Здесь, в амфитеатре, протекли самые счастливые часы его детства, полные радостного оживления. О, эти воскресные бои быков, блужданье у решеток цирка вместе с другими ребятами из бедноты, которые не могли позволить себе истратить десять су на билет! В ярком послеполуденном солнце им лишь издали, словно мираж, маячило запретное зрелище, они старались уловить взглядом то немногое, чего не скрывали от них толстые стены, — ноги торреро в ярких шелковых чулках, врезавшиеся в песок копыта разъяренного быка, пыль с арены, долетавшую до них вместе с криками, смехом, аплодисментами, мычаньем, рокотом переполненного народом амфитеатра. Желание попасть внутрь пересиливало все. Самые смелые ловили момент, когда сторож отходил, и проскальзывали в цирк между двумя железными стержнями решетки.
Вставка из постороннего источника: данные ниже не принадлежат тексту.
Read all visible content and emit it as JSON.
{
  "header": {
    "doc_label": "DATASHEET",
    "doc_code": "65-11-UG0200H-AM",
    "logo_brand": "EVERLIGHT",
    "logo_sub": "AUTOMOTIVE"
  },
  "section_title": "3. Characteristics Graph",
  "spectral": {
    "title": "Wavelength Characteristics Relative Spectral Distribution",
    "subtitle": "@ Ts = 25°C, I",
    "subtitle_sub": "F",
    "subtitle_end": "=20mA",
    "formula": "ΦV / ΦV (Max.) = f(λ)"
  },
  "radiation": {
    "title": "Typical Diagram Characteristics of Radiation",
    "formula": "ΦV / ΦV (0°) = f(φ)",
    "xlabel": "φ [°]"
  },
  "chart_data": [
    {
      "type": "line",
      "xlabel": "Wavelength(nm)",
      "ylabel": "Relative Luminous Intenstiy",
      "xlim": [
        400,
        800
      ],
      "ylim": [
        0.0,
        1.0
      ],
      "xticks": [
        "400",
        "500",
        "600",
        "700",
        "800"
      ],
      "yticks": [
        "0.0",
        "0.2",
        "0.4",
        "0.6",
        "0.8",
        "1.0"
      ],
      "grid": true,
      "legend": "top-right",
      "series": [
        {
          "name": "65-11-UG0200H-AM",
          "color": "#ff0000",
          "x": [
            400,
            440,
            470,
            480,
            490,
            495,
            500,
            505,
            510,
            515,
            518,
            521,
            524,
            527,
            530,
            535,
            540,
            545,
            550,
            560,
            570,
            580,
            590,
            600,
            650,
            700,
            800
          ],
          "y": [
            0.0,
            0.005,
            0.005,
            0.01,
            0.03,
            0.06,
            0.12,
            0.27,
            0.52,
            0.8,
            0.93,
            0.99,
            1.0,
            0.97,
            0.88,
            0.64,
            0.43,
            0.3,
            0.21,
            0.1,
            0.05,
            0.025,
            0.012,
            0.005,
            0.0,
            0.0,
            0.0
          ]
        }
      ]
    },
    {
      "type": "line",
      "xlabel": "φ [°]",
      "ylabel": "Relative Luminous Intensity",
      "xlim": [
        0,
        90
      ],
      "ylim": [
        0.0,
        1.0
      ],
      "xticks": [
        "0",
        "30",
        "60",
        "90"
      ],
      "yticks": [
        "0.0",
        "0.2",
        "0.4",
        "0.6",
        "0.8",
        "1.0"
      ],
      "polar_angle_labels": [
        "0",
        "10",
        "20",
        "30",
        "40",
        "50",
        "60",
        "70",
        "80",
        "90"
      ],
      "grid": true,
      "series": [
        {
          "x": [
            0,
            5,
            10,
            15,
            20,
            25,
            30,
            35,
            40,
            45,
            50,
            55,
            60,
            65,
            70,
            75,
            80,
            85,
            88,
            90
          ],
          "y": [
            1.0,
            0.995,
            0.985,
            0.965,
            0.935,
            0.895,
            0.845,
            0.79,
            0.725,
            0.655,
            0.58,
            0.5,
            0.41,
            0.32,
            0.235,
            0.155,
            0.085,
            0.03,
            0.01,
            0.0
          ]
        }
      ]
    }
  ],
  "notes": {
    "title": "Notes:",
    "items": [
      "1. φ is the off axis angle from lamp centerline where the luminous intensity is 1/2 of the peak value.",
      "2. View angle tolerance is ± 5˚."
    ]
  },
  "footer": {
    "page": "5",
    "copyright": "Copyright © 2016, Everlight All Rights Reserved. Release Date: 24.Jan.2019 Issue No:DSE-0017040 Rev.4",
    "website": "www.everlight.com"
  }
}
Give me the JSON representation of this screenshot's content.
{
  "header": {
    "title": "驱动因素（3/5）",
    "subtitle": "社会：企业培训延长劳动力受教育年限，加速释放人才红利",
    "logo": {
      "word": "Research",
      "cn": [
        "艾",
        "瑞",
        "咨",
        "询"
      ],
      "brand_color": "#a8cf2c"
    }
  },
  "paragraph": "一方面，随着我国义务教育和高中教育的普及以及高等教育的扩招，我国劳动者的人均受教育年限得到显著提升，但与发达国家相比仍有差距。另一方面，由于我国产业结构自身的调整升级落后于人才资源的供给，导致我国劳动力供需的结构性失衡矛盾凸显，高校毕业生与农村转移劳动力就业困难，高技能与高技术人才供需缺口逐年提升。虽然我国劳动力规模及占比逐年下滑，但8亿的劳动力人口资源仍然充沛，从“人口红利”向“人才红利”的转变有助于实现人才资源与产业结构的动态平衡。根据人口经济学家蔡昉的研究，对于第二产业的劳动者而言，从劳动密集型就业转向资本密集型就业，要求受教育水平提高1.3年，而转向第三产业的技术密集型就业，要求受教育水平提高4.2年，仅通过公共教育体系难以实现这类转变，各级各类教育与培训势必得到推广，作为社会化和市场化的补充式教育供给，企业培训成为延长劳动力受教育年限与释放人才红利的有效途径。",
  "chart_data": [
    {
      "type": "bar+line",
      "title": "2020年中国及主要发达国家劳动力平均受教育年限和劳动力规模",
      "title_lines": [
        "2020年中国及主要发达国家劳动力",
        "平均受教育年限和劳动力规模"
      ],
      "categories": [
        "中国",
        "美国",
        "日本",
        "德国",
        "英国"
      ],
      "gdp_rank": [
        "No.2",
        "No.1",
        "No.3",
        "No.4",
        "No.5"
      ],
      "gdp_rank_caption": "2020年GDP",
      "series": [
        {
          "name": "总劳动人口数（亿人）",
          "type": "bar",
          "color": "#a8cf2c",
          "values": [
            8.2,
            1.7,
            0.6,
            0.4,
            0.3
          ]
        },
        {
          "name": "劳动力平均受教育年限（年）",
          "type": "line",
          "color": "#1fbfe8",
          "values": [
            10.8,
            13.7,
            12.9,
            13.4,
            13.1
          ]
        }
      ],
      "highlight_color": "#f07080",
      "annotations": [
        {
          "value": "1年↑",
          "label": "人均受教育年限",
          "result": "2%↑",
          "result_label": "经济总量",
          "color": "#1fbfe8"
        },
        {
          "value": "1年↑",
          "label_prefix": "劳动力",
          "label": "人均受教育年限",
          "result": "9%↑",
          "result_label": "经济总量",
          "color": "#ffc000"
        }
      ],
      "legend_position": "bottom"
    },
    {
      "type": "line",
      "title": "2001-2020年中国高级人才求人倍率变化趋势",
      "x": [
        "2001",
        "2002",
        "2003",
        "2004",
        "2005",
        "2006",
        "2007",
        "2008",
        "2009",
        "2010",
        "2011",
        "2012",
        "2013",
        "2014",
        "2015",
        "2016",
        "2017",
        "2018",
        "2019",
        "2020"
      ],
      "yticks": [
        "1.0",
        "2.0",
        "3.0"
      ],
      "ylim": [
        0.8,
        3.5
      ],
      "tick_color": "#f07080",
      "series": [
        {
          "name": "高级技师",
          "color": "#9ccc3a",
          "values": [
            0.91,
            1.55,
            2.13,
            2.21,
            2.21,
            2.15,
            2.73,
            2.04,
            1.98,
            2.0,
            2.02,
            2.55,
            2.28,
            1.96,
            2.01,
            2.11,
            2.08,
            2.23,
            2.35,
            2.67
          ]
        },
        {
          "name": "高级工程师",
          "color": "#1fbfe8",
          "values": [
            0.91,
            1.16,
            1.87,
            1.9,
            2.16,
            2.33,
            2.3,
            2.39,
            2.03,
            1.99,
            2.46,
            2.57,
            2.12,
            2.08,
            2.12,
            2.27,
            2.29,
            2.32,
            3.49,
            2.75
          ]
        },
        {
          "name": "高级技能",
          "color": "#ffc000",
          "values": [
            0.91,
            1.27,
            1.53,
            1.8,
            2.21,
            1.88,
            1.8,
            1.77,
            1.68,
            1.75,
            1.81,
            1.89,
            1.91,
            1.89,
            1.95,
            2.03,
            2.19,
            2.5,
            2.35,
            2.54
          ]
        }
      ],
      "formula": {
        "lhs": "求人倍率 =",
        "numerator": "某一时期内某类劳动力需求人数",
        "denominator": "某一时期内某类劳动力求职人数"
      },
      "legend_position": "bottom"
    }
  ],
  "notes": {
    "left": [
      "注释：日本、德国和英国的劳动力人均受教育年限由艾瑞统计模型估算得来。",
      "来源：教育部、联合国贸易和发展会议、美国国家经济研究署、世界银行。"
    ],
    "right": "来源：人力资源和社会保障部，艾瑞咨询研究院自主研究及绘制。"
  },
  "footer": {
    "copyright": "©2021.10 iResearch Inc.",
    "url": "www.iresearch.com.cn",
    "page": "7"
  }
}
— Я-то всегда пролезал! — похвастался просиявший от этих воспоминаний Руместан. Произнесенные им слова определяли всю историю его жизни: удача ему помогала или ловкость, но, как бы узка ни была решетка, провансалец всегда попадал, куда хотел.
— Впрочем, — добавил он со вздохом, — я тогда был тоньше, чем сейчас.
Он с комической грустью перевел взгляд с узких решеток, замыкавших аркады цирка, на широкий белый жилет, расходившийся над его сорокалетним брюшком.
За огромным зданием, укрываясь от ветра и солнца, их ожидала карета.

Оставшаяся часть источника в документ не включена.